The company also continues to actively pursue acquisitions, which are providing it opportunities for additional growth, investment and synergies. The acquisitions of SO.F.TER., Nilit and Omni Plastics are expected to contribute to earnings expansion in the company's Engineered Materials segment. The Elotex acquisition also strengthened the company’s position in the vinyl acetate ethylene emulsions space. The buyout is expected to contribute to volumes in the Acetyl Chain segment.

The purchase of Exxon Mobil's Santoprene business also broadens the company’s portfolio of engineered solutions and enables it to offer a wider range of functionalized solutions to targeted growth areas, including future mobility, medical and sustainability. Celanese expects the acquisition to be immediately accretive to its 2022 adjusted earnings per share and free cash flow.

Celanese, in Feb 2022, also entered into an agreement with DuPont to acquire the majority of the latter’s Mobility & Materials segment for cash proceeds of $11 billion. Through this deal, Celanese will be able to enhance its growth in high-value applications. It expects to achieve run-rate synergies of around $450 million within the first four years following the completion of the deal. The buyout is expected to be immediately accretive to the company’s adjusted earnings per share.

Celanese also remains focused on executing its productivity programs that include the implementation of a number of cost reduction capital projects. Productivity actions are expected to support to its margins.

The company also continues to generate strong cash flows and is focused on boosting shareholders’ value. Celanese, in January 2021, raised its quarterly cash dividend by 10% to 68 cents a share. The company also returned $1.3 billion to shareholders through dividend payouts and share repurchases during 2021.

A Few Concerns

The company faces headwinds from elevated raw material costs due to supply constraints as witnessed in the last reported quarter. It faced sustained inflation across many key raw materials as well as supply chain costs in the fourth quarter of 2021. Tight availability of resins including nylon as well as glass fiber and flame retardants is contributing to raw material cost inflation. As such, higher input costs are expected to affect margins in the first quarter of 2022. Celanese also expects continued moderation in the Acetyl Chain pricing conditions.

The semiconductor shortage is also hurting automotive OEM production around the world. Weaker automotive production is likely to affect the company’s automotive order patterns over the near term.

 

 

Stocks to Consider

Better-ranked stocks worth considering in the basic materials space include Nutrien Ltd. (NTR - Free Report) , AdvanSix Inc. (ASIX - Free Report) and Commercial Metals Company (CMC - Free Report) .

Nutrien, sporting a Zacks Rank #1 (Strong Buy), has an expected earnings growth rate of 108.7% for the current year. The Zacks Consensus Estimate for NTR's current-year earnings has been revised 37.4% upward over the last 60 days. You can see the complete list of today’s Zacks #1 Rank stocks here.

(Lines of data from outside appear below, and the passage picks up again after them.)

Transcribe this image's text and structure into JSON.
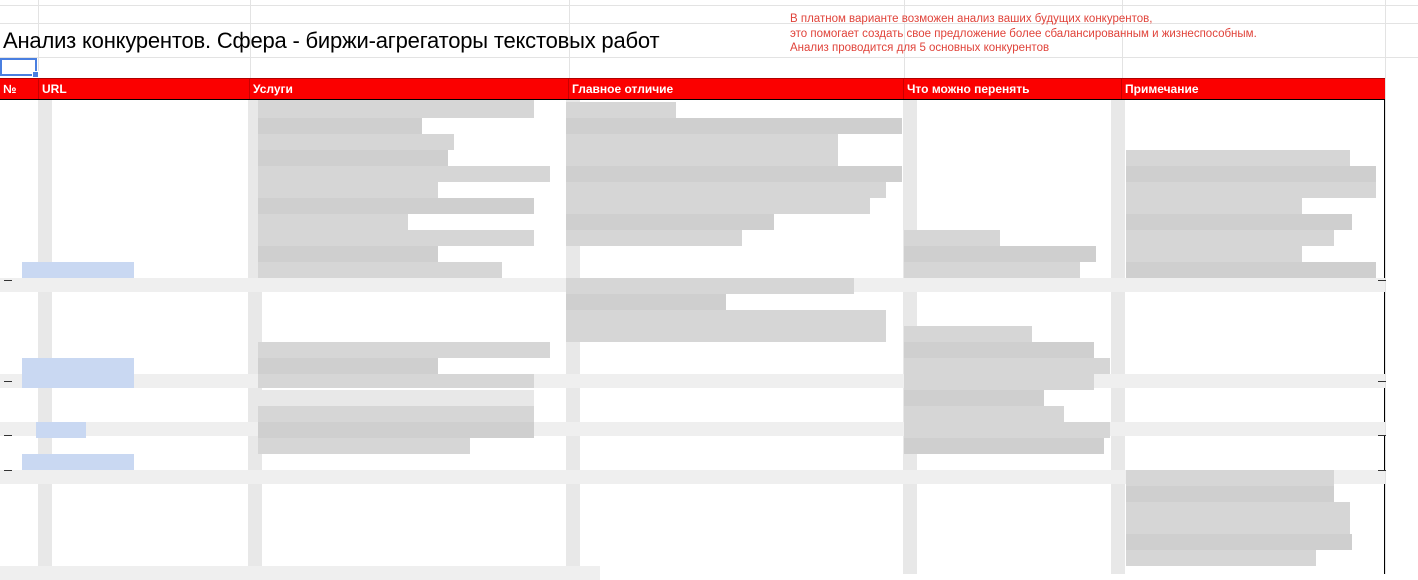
{
  "sheet": {
    "title": "Анализ конкурентов. Сфера - биржи-агрегаторы текстовых работ",
    "note_lines": [
      "В платном варианте возможен анализ ваших будущих конкурентов,",
      "это помогает создать свое предложение более сбалансированным и жизнеспособным.",
      "Анализ проводится для 5 основных конкурентов"
    ],
    "columns": [
      "№",
      "URL",
      "Услуги",
      "Главное отличие",
      "Что можно перенять",
      "Примечание"
    ],
    "header_color": "#fb0000",
    "note_color": "#e0433a"
  }
}
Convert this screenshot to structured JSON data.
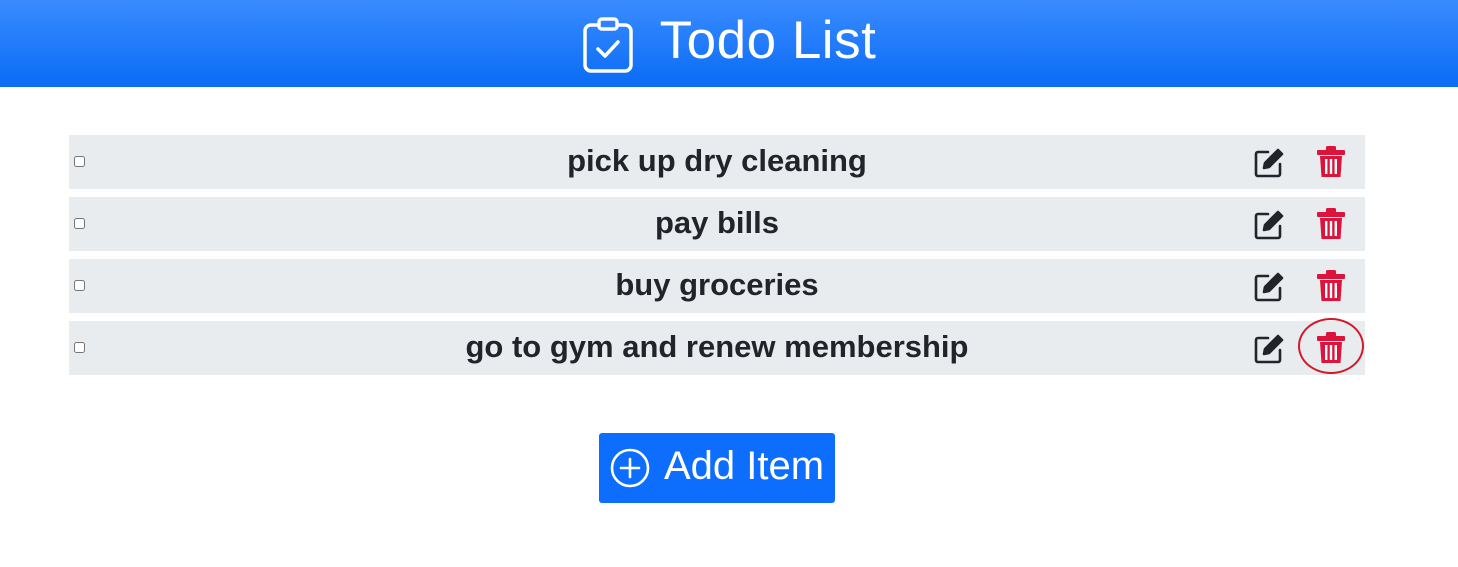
{
  "app": {
    "title": "Todo List",
    "header_icon": "clipboard-check-icon",
    "accent_color": "#0d6efd"
  },
  "todos": [
    {
      "text": "pick up dry cleaning",
      "checked": false
    },
    {
      "text": "pay bills",
      "checked": false
    },
    {
      "text": "buy groceries",
      "checked": false
    },
    {
      "text": "go to gym and renew membership",
      "checked": false,
      "highlighted_action": "delete"
    }
  ],
  "row_actions": {
    "edit_icon": "pencil-square-icon",
    "delete_icon": "trash-icon",
    "delete_color": "#dc143c"
  },
  "add_button": {
    "label": "Add Item",
    "icon": "plus-circle-icon"
  }
}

Nutrien beat the Zacks Consensus Estimate for earnings in three of the last four quarters while missing once. It has a trailing four-quarter earnings surprise of roughly 60.3%, on average. NTR has rallied around 95% in a year.

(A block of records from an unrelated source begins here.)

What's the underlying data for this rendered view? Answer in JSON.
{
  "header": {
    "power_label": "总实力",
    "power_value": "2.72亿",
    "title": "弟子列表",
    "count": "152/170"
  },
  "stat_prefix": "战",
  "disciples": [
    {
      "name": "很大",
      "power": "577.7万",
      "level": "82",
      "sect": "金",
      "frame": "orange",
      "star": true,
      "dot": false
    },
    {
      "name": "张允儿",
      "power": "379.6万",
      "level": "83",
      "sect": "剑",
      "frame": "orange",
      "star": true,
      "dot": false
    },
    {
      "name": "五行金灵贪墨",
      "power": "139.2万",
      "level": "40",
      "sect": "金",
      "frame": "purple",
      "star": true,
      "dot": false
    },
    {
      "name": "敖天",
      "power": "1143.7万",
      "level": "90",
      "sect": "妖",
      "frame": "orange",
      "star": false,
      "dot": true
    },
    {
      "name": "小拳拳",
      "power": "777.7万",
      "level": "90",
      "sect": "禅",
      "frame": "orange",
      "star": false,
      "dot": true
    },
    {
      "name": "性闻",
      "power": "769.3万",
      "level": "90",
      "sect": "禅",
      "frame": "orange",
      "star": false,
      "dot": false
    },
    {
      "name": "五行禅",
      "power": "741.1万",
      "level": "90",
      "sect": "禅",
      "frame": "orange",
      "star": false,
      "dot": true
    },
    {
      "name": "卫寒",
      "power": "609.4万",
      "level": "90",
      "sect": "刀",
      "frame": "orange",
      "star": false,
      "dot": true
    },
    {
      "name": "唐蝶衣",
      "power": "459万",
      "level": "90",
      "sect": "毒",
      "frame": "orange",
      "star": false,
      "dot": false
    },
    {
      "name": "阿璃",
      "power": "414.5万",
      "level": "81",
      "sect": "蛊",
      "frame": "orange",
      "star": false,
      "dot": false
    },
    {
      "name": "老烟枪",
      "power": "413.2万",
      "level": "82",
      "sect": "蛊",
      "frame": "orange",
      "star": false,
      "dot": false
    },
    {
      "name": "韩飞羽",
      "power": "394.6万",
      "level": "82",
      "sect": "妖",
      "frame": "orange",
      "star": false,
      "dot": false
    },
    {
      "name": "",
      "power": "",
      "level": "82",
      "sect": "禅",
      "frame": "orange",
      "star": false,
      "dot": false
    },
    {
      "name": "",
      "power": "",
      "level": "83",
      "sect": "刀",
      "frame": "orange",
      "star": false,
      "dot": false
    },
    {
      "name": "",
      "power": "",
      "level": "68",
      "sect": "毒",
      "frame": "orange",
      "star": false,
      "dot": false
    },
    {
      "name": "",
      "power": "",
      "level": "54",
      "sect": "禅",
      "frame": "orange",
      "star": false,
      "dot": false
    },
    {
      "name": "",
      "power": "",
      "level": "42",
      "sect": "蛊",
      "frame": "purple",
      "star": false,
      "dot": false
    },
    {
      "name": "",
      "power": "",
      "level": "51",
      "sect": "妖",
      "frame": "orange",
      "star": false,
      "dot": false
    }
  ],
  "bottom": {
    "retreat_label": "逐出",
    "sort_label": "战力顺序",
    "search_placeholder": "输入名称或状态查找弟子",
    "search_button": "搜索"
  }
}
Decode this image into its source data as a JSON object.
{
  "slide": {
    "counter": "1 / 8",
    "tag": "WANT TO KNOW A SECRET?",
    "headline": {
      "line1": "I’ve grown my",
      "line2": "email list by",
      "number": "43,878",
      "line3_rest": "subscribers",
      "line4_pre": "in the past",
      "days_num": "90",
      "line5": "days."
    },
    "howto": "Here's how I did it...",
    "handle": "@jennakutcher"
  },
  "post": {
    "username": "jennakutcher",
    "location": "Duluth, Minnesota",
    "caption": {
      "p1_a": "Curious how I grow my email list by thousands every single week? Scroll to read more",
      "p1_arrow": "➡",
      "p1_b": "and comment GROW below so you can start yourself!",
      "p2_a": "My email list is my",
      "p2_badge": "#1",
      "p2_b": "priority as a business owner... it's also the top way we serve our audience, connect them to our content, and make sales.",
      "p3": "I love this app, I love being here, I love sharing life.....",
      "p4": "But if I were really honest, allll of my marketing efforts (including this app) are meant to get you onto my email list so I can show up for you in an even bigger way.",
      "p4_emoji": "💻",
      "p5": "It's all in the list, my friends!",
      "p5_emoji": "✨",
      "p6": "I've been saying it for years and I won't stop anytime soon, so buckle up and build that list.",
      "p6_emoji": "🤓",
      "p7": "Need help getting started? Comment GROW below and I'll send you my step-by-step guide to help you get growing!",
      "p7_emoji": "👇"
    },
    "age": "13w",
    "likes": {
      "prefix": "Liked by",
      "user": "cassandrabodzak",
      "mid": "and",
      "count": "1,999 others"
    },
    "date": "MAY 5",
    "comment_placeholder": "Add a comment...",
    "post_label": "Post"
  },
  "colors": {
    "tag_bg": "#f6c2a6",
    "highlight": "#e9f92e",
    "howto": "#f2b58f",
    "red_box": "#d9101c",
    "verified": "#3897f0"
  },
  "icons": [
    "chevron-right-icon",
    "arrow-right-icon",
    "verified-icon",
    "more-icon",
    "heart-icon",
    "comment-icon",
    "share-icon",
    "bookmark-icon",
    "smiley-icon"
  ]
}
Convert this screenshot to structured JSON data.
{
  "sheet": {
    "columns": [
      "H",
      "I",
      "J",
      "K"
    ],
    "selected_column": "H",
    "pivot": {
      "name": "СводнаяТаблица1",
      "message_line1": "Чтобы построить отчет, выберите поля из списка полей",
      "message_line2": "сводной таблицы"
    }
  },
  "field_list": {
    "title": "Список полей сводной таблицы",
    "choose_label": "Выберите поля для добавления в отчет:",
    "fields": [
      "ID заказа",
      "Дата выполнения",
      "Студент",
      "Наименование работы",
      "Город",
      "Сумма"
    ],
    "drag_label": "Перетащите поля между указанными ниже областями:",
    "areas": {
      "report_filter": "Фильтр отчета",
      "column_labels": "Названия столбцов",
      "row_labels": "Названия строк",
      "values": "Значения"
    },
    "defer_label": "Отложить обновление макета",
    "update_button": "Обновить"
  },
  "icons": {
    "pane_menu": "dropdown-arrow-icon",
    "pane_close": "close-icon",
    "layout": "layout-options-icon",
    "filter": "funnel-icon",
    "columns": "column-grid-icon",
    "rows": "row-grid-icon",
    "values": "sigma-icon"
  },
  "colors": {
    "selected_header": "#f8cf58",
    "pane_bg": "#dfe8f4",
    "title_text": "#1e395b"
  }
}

AdvanSix, carrying a Zacks Rank #1, has an expected earnings growth rate of 64.9% for the current year. ASIX's consensus estimate for current-year earnings has been revised 53.1% upward in the past 60 days.

AdvanSix beat the Zacks Consensus Estimate for earnings in each of the trailing four quarters, the average being 46.9%. ASIX has rallied around 69% in a year.

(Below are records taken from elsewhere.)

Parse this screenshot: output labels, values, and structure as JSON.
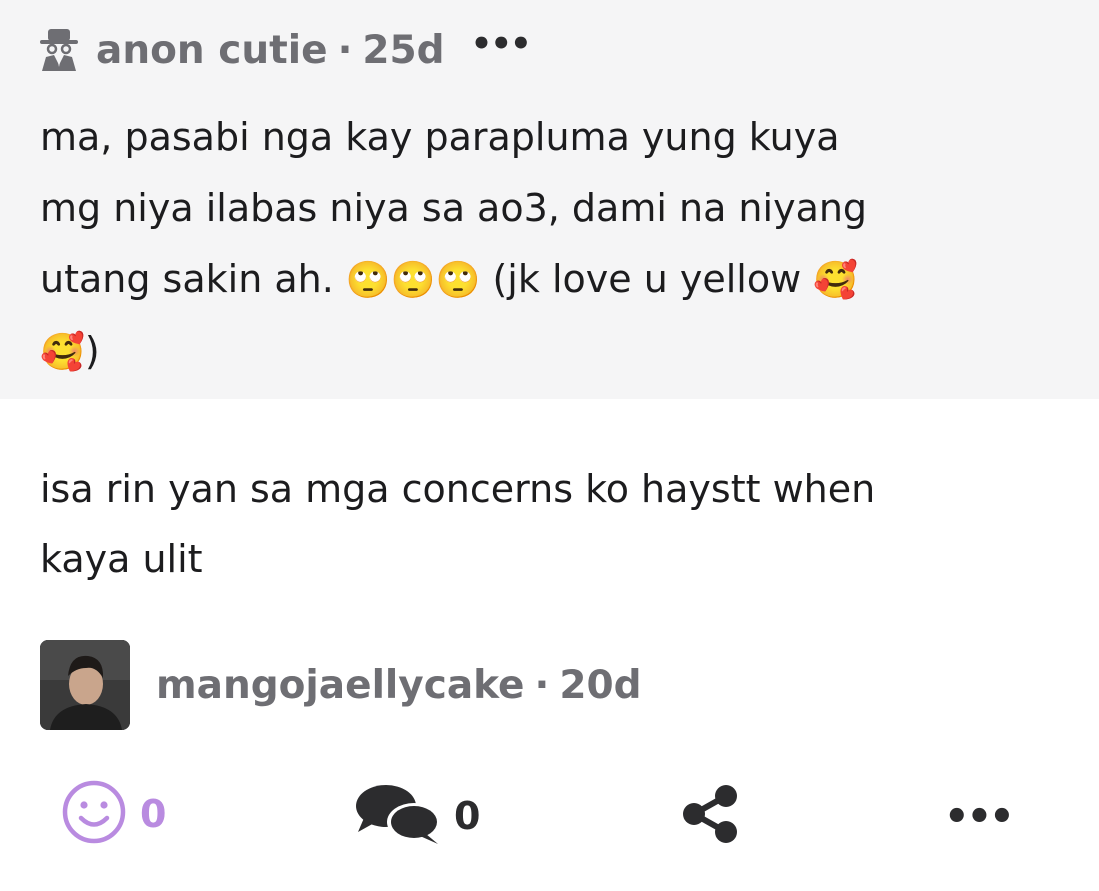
{
  "question": {
    "author": "anon cutie",
    "separator": "·",
    "age": "25d",
    "more": "•••",
    "text_line1": "ma, pasabi nga kay parapluma yung kuya",
    "text_line2": "mg niya ilabas niya sa ao3, dami na niyang",
    "text_line3_a": "utang sakin ah. ",
    "emoji_rolling": "🙄🙄🙄",
    "text_line3_b": " (jk love u yellow ",
    "emoji_love": "🥰",
    "text_line4_b": ")"
  },
  "answer": {
    "text_line1": "isa rin yan sa mga concerns ko haystt when",
    "text_line2": "kaya ulit"
  },
  "author": {
    "username": "mangojaellycake",
    "separator": "·",
    "age": "20d"
  },
  "actions": {
    "react_count": "0",
    "reply_count": "0",
    "more": "•••"
  },
  "colors": {
    "question_bg": "#f5f5f6",
    "meta_gray": "#6e6e73",
    "react_purple": "#b98be0"
  }
}
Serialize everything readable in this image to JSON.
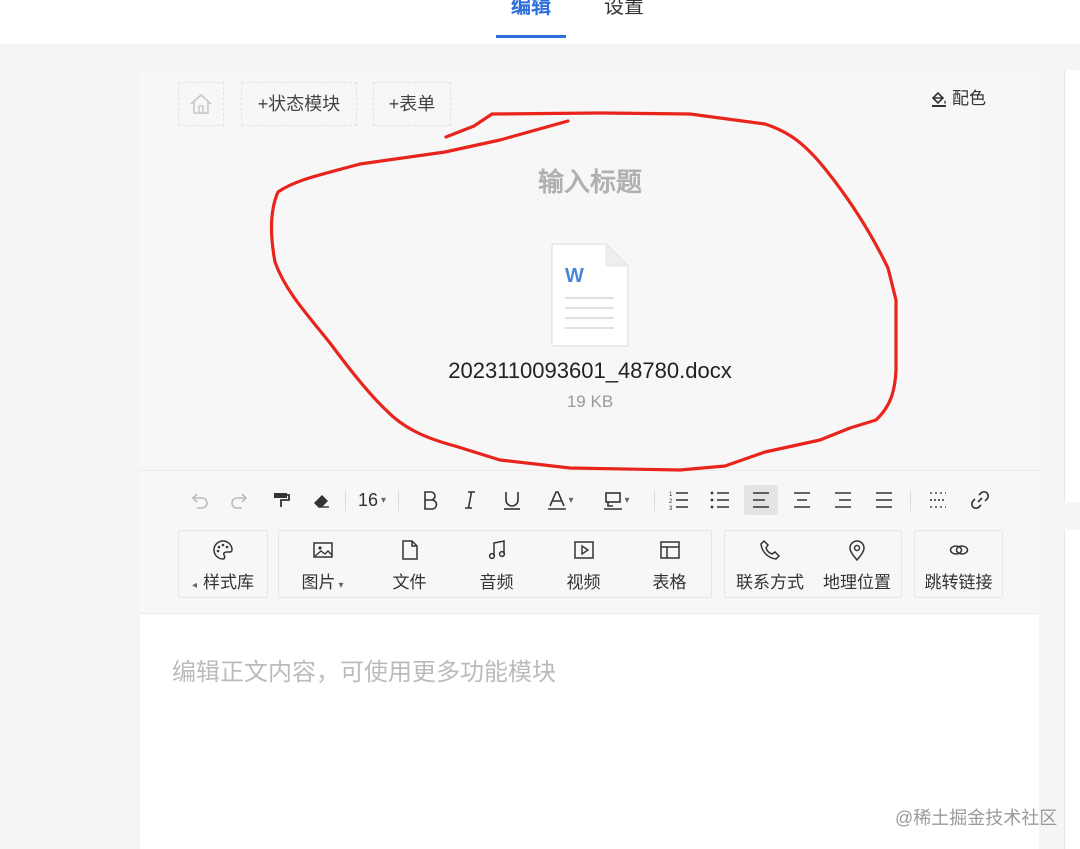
{
  "tabs": [
    {
      "label": "编辑",
      "active": true
    },
    {
      "label": "设置",
      "active": false
    }
  ],
  "header": {
    "home_icon": "home-icon",
    "add_status_module": "+状态模块",
    "add_form": "+表单",
    "palette": "配色"
  },
  "document": {
    "title_placeholder": "输入标题",
    "file_icon": "word-document-icon",
    "file_letter": "W",
    "file_name": "2023110093601_48780.docx",
    "file_size": "19 KB"
  },
  "toolbar": {
    "font_size": "16",
    "buttons": [
      "undo",
      "redo",
      "format-painter",
      "eraser",
      "font-size",
      "bold",
      "italic",
      "underline",
      "font-color",
      "highlight",
      "ordered-list",
      "unordered-list",
      "align-left",
      "align-center",
      "align-right",
      "justify",
      "divider",
      "link"
    ],
    "active_button": "align-left"
  },
  "modules": {
    "style_library": "样式库",
    "image": "图片",
    "file": "文件",
    "audio": "音频",
    "video": "视频",
    "table": "表格",
    "contact": "联系方式",
    "location": "地理位置",
    "jump_link": "跳转链接"
  },
  "body": {
    "placeholder": "编辑正文内容，可使用更多功能模块"
  },
  "colors": {
    "accent": "#2f6fdb",
    "annotation": "#e8241c"
  },
  "watermark": "@稀土掘金技术社区"
}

Commercial Metals, carrying a Zacks Rank #1, has a projected earnings growth rate of 114.7% for the current fiscal year. The Zacks Consensus Estimate for CMC's current fiscal year earnings has been revised 35.1% upward over the past 60 days.

Commercial Metals beat the Zacks Consensus Estimate for earnings in three of the last four quarters while missed once. It has a trailing four-quarter earnings surprise of roughly 13.7%, on average. CMC has gained around 43% in a year.